Amsterdam has its first commercial building “disassembled” instead of demolished

In 2026, Amsterdam made it clear that the future of construction is no longer about demolition. It is about disassembly.

Today, the building sector accounts for roughly 40 percent of global energy-related emissions, consumes close to 50 percent of extracted materials, and generates about one third of the world’s waste. Even so, only 1 percent of demolition materials are reused in their original form. The rest becomes debris or is downcycled into lower-value applications.

The city has become a benchmark by proving that entire buildings can be taken apart with 80 percent to nearly 100 percent of their components reused. Projects such as Matrix One, a 13,000 square meter office building with more than 120,000 reusable elements, were designed from the outset with mechanical connections instead of irreversible glues or welds. Structure, façades, and interiors can be separated without being destroyed.

Renovations have followed the same logic. The retrofit of the Alliander headquarters preserved more than 80 percent of existing surfaces. Even a temporary courthouse was dismantled and reassembled as a university building in another city.

This shift has accelerated what is now called urban mining. Companies like New Horizon Urban Mining recover sand, aggregates, and even unreacted cement from concrete, achieving emission reductions of 60 to 80 percent compared to conventional cement production.
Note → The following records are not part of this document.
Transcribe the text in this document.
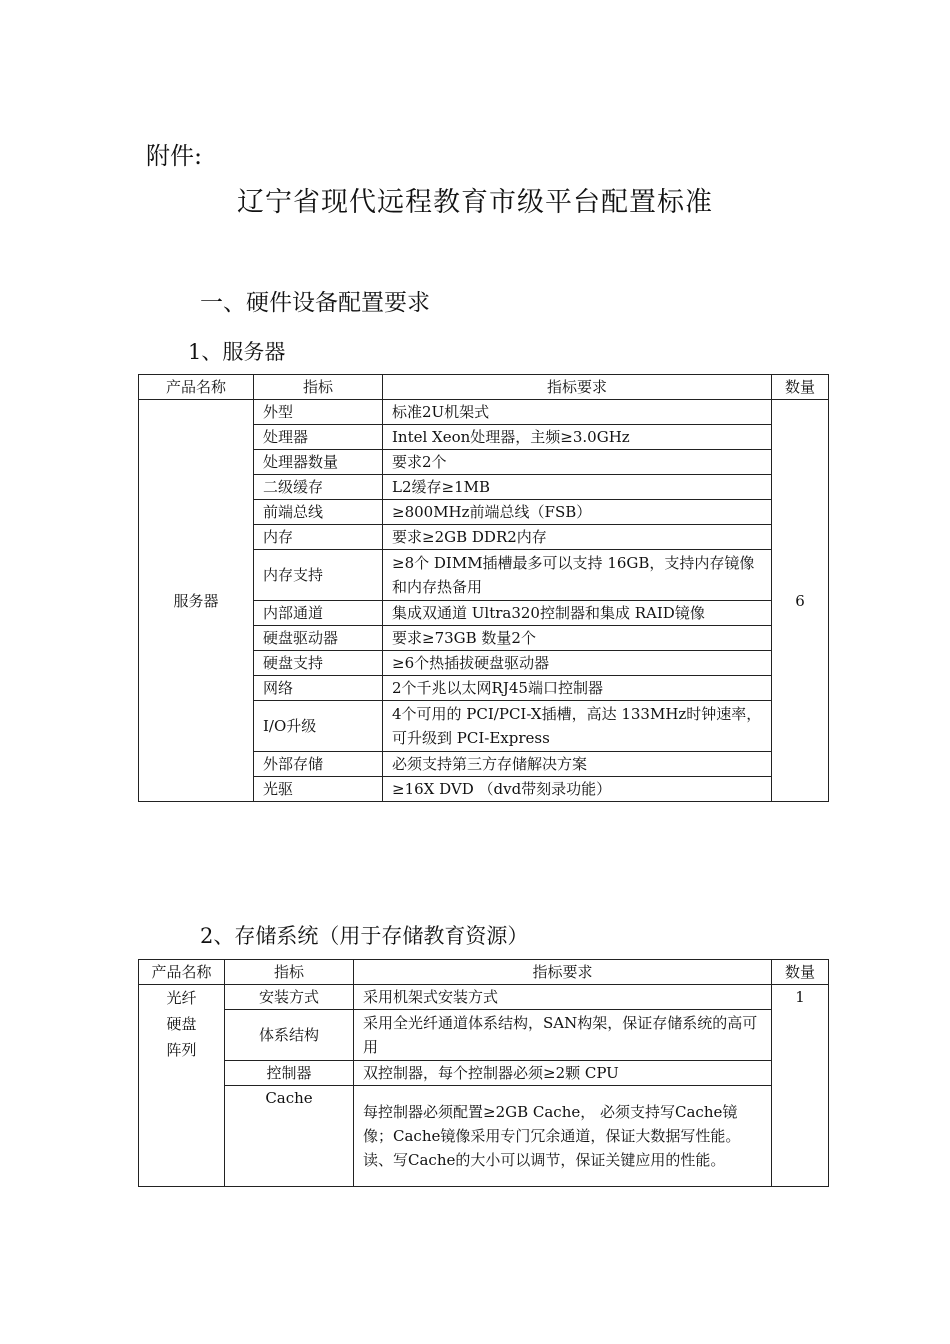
附件:
辽宁省现代远程教育市级平台配置标准
一、硬件设备配置要求
1、服务器
产品名称	指标	指标要求	数量
服务器	外型	标准2U机架式	6
	处理器	Intel Xeon处理器，主频≥3.0GHz	
	处理器数量	要求2个	
	二级缓存	L2缓存≥1MB	
	前端总线	≥800MHz前端总线（FSB）	
	内存	要求≥2GB DDR2内存	
	内存支持	≥8个 DIMM插槽最多可以支持 16GB，支持内存镜像和内存热备用	
	内部通道	集成双通道 Ultra320控制器和集成 RAID镜像	
	硬盘驱动器	要求≥73GB 数量2个	
	硬盘支持	≥6个热插拔硬盘驱动器	
	网络	2个千兆以太网RJ45端口控制器	
	I/O升级	4个可用的 PCI/PCI-X插槽，高达 133MHz时钟速率，可升级到 PCI-Express	
	外部存储	必须支持第三方存储解决方案	
	光驱	≥16X DVD （dvd带刻录功能）	
2、存储系统（用于存储教育资源）
产品名称	指标	指标要求	数量

光纤
硬盘
阵列	安装方式	采用机架式安装方式	1
	体系结构	采用全光纤通道体系结构，SAN构架，保证存储系统的高可用	
	控制器	双控制器，每个控制器必须≥2颗 CPU	
	Cache	每控制器必须配置≥2GB Cache， 必须支持写Cache镜像；Cache镜像采用专门冗余通道，保证大数据写性能。读、写Cache的大小可以调节，保证关键应用的性能。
The technical foundation behind this transformation is Design for Disassembly, known as DfD. Buildings are conceived with bolts, pins, and reversible joints so that structure, systems, and interiors can be separated without total loss. Regulatory support comes from the Digital Product Passport, required in the European Union since 2024. Each component must carry data on origin, composition, performance, and embodied carbon, enabling safe and traceable reuse.

Under this model, the climate equation shifts quickly. Reusing structural steel can reduce emissions by 95 to 97 percent compared to new steel. In concrete, urban mining can cut emissions by up to 80 percent. In engineered timber, the balance can even become carbon negative when forestry is responsibly managed.

By 2026, regulatory pressure and rising material costs pushed the sector to treat buildings as material banks rather than demolition liabilities. Steel, glass, and aluminum are no longer waste. They are future assets.

It is important to recognize that construction emissions cannot reach net zero simply by switching energy sources. Without reducing embodied carbon in materials, the numbers will not align. One of the only scalable ways to achieve that is to stop destroying buildings and start taking them apart.